A hybridizable discontinuous Galerkin method for nonlinear porous media viscoelasticity with applications in ophthalmology

Prada, Daniele 12 1900 (has links)
Indiana University-Purdue University Indianapolis (IUPUI) / The interplay between biomechanics and blood perfusion in the optic nerve head (ONH) has a critical role in ocular pathologies, especially glaucomatous optic neuropathy. Elucidating the complex interactions of ONH perfusion and tissue structure in health and disease using current imaging methodologies is difficult, and mathematical modeling provides an approach to address these limitations. The biophysical phenomena governing the ONH physiology occur at different scales in time and space and porous media theory provides an ideal framework to model them.
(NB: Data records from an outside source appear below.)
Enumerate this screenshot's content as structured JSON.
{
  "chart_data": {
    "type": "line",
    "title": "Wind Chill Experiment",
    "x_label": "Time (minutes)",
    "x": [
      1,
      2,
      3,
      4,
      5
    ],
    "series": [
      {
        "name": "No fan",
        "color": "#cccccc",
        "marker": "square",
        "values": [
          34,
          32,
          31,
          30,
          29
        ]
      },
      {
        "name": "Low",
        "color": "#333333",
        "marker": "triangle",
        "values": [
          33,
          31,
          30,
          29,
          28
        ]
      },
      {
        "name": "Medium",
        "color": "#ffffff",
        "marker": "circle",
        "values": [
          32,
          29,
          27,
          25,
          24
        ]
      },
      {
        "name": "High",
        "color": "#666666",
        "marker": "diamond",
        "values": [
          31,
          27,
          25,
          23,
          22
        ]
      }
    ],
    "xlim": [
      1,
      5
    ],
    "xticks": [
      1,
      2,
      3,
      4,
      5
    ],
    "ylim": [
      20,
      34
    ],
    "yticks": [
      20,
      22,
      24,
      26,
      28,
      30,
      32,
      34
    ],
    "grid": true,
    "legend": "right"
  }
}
We critically review fundamentals of porous media theory, paying particular attention to the assumptions leading to a continuum biphasic model for the phenomenological description of fluid flow through biological tissues exhibiting viscoelastic behavior. The resulting system of equations is solved via a numerical method based on a novel hybridizable discontinuous Galerkin finite element discretization that allows accurate approximations of stresses and discharge velocities, in addition to solid displacement and fluid pressure. The model is used to theoretically investigate the influence of tissue viscoelasticity on the blood perfusion of the lamina cribrosa in the ONH. Our results suggest that changes in viscoelastic properties of the lamina may compromise tissue perfusion in response to sudden variations of intraocular pressure, possibly leading to optic disc hemorrhages.